И бог ветра снова внял мольбам своего сына. Могучий вихрь зародился в ущельях гор, подхватил Ханумана и с невероятной быстротой помчал его.
Тысячи обезьян, облепив холмы и вершины деревьев, с тревогой всматривались в небо: не мелькнёт ли в нём тень возвращающегося героя?
Сам Рама с нетерпением и ужасом смотрел туда, где у самого горизонта уже заблестели в жёлтом небе семь звёзд северного ковша.
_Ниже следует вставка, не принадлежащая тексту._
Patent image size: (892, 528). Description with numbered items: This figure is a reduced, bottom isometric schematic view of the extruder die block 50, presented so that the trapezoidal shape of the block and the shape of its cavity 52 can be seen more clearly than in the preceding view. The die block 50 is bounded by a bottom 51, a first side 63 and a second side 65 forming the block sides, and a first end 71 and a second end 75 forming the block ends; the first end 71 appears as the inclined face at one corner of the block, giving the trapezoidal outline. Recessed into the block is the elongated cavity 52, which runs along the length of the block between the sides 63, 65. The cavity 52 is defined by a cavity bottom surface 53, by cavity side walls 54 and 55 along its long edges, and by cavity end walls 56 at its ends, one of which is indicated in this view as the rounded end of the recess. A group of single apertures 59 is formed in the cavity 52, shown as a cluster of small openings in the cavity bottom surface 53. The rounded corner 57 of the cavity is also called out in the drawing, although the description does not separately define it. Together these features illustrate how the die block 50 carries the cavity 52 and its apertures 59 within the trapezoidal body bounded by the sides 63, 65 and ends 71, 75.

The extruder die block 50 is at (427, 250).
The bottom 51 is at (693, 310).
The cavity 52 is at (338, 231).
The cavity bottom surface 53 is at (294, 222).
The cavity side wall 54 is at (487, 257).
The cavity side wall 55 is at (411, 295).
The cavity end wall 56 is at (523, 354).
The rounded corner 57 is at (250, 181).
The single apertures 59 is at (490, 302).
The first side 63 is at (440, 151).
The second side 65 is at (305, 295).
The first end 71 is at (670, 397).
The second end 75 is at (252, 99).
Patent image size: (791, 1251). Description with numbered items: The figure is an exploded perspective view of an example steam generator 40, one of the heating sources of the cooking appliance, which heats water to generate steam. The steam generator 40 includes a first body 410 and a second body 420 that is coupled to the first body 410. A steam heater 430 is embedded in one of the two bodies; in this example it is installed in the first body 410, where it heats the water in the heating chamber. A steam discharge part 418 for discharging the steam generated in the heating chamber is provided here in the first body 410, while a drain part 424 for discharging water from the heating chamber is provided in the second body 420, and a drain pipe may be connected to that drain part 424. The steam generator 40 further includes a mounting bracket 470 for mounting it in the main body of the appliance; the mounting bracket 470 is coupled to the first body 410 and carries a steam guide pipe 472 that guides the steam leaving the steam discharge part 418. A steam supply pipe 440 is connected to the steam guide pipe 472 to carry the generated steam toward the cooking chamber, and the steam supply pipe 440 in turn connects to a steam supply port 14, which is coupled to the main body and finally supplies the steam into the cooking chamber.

Врачи то и дело наклонялись к груди умирающего, прислушиваясь, как угасает его дыхание.
И вот последние лучи уходящего дня окрасили кровью запад ный край неба.
— Горе мне! — прошептал Рама. — Мой брат сейчас покинет нас…
И вдруг светлая тень прочертила темнеющее небо, земля задрожала от ветра, и огромная обезьяна, испуская призывные крики, опустилась у ног Лакшманы. Хануман бережно поставил на землю гору и сказал:
— Торопитесь!
И тогда старый врач, проживший половину жизни в лесах, подбежал к горе, торопливо нашёл на её вершине целебную траву, сорвал её и приложил к разверстой ране. И на глазах поражённых воинов края раны дрогнули и стали закрываться. Синева сбежала с лица раненого, он вздохнул полной грудью, пошевельнулся и открыл глаза.
— Хвала богам! — воскликнул Рама. — Мой брат будет жить!
Вторая битва Лакшманы с Кумбкахарны
Прошла ночь. Утром, видя, что Лакшмана почувствовал себя снова крепким, Рама сказал:
— Я иду на поле битвы отомстить за твою рану, брат мой!
— О нет! — ответил Лакшмана. — Оставь это мне, иначе получится, что великан победил меня.
И он, натянув кольчугу и шлем, вооружился луком и стрелами и вновь вышел на поле.
Увидя его, затихли и полчища обезьян на холмах, и полки ракшасов под стенами города.
— Кумбкахарны! Я снова здесь, я жду тебя! — провозгласил Лакшмана.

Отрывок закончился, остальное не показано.